I can't seem to get my head around this question, if I had a point P(x,y) that moves along the line y=3x and I have another point Q which is stationary at (2,0), I need to write an expression between points P and Q in terms of x only. I have tried using Pythagorus theorem with D as the distance P to Q, as drawing a diagram shows a right angled triangle but in this case the point at Q the angle changes as x or y changes. Any way my answer doesn't match with the answer given which is D=√(10x²-4x+4) my answer is:

by letting B=the line y=3x and X=the distance along the x-axis (from 0 to 2) and D=the distance between P and Q. So D equals the square root of B²-X², I got the square root of 9x²-4? Please help I know there must be something wrong with my diagram (linear line y=3x with a perpendicular line to x=2 on x=axis with corresponding y-value at that pt of 6, I know that here the line D is changing in length as the point slides along y=3x and also the length of y=3x is changing. Am I remotely on the right track?

Please, tell me, did your diagram look anything like this:
22201

If so, then you are on the right track.
You are trying to solve in terms of x only.

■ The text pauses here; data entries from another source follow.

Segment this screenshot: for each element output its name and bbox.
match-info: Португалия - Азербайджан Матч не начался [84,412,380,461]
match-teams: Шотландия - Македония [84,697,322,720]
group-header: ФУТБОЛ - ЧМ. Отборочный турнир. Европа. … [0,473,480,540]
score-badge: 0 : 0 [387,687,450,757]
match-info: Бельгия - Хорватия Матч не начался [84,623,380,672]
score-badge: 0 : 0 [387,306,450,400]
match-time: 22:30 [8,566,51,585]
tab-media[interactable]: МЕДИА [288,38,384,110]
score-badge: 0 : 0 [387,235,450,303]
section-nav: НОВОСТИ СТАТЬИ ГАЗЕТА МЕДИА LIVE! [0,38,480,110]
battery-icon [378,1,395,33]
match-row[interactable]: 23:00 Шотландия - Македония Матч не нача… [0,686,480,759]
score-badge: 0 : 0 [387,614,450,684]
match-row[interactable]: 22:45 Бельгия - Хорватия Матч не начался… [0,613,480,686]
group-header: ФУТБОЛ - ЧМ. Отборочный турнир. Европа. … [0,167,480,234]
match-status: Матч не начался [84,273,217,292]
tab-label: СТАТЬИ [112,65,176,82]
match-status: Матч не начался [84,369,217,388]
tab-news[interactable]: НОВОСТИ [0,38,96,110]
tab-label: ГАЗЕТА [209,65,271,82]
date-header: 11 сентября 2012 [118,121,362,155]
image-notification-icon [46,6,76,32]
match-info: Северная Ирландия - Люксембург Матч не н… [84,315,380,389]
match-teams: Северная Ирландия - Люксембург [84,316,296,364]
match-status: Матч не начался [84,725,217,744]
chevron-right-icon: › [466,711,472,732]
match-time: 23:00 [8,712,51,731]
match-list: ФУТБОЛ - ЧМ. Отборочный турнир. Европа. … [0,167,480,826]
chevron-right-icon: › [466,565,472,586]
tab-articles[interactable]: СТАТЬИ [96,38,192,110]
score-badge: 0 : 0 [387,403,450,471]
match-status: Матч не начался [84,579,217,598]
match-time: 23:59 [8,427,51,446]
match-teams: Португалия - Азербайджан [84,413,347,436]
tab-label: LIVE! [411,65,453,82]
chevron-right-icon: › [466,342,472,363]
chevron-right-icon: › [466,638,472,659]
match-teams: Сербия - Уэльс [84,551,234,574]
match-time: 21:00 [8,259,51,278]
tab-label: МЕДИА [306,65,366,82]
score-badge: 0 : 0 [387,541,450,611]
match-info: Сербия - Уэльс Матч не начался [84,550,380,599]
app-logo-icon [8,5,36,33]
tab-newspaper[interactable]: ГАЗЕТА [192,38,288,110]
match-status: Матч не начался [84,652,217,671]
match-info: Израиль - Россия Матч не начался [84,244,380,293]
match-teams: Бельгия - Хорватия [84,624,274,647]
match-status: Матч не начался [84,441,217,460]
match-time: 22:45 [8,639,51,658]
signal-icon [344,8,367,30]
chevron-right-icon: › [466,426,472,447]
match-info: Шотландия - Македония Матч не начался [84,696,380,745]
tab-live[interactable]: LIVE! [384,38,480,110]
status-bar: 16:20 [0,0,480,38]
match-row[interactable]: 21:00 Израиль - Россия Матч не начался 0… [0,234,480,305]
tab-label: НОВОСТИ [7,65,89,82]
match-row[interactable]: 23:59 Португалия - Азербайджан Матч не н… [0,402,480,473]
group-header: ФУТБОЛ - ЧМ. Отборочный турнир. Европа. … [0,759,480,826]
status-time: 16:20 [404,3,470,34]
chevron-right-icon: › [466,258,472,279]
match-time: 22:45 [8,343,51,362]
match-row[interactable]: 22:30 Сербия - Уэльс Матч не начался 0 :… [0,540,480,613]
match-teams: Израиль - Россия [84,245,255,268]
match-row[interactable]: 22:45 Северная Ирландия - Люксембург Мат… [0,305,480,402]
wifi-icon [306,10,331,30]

You know that as the value of X changes, the value of Y changes three fold. You should also know that, since point P is not stationary, you cannot always solve for D using the pythagoreum theorum.

Try finding another way to solve for the distance between two points!
Chances are, you didn't think of it because you've always gotten a numerical answer, and aren't used to getting a variable answer.

You have to find the distance of P to Q at any point, not the shortest distance. The distance between two points is given by:

\sqrt{(x_2 - x_1)^2+(y_2-y_1)^2}

Just fit in (x,y) and (2,0) and you'll have the answer.

EDIT: oops, didn't see your post HH... :o saw the question, got lunch and posted the answer too late...

It's all good unknown, I've done the same thing before.

I noticed that you gave it away though... lol.
I figured that, by recognizing the difference between two points, and seeing the quadratic equation in the answer given, he (she?) could have gotten that far on his own.
Sometimes, though, it's good to go that far. I trust your judgement here more than my own as far as how big of a push to give, as you seem to be better at answering these than me.

Your answer was good too. I wanted to rep it, but had to spread it... :/

Thanks for the reminder of this formula, I would have never thought of using it, I'm not naturally talented with numbers so many concepts and formulas are forgotten if not used, a few months after they are learnt.


You have to find the distance of P to Q at any point, not the shortest distance. The distance between two points is given by:

\sqrt{(x_2 - x_1)^2+(y_2-y_1)^2}

Just fit in (x,y) and (2,0) and you'll have the answer.

EDIT: oops, didn't see your post HH... :o saw the question, got lunch and posted the answer too late...

I myself got veered away when you posted how you tried it. I made several 'wrong' methods, saying that there must be something wrong here. Then, I found it. It's just a matter of practice.

Yep this is the diagram I was describing I also worked out the gradient function as y=3x+6 but didn't know how to take it from there to relate it to what I need, but the formula given below shows a much better way of reasoning than what I have been trying to do.


Please, tell me, did your diagram look anything like this:
22201

If so, then you are on the right track.
You are trying to solve in terms of x only. You know that as the value of X changes, the value of Y changes three fold. You should also know that, since point P is not stationary, you cannot always solve for D using the pythagoreum theorum.

Try finding another way to solve for the distance between two points!
Chances are, you didn't think of it because you've always gotten a numerical answer, and aren't used to getting a variable answer.

That was what you were doing! I wasn't so much understanding that part! Your line, distance D is not vertical. The line D is perpendicular to your line y=3x. That makes OD the hypotenuse.

Anyway, you now got the answer.

If you had to find D, you would have to work out the point of intersection of the line D and your line y=3x. The gradient of D would be -1/3 since it is perpendicular to y=3x.

Work the equation of D;
\frac{y-0}{x-2} = -\frac13

Then simultaneously solve the two equations to obtain the point of intersection. Finally, finding the length through the formula I gave in my first post here.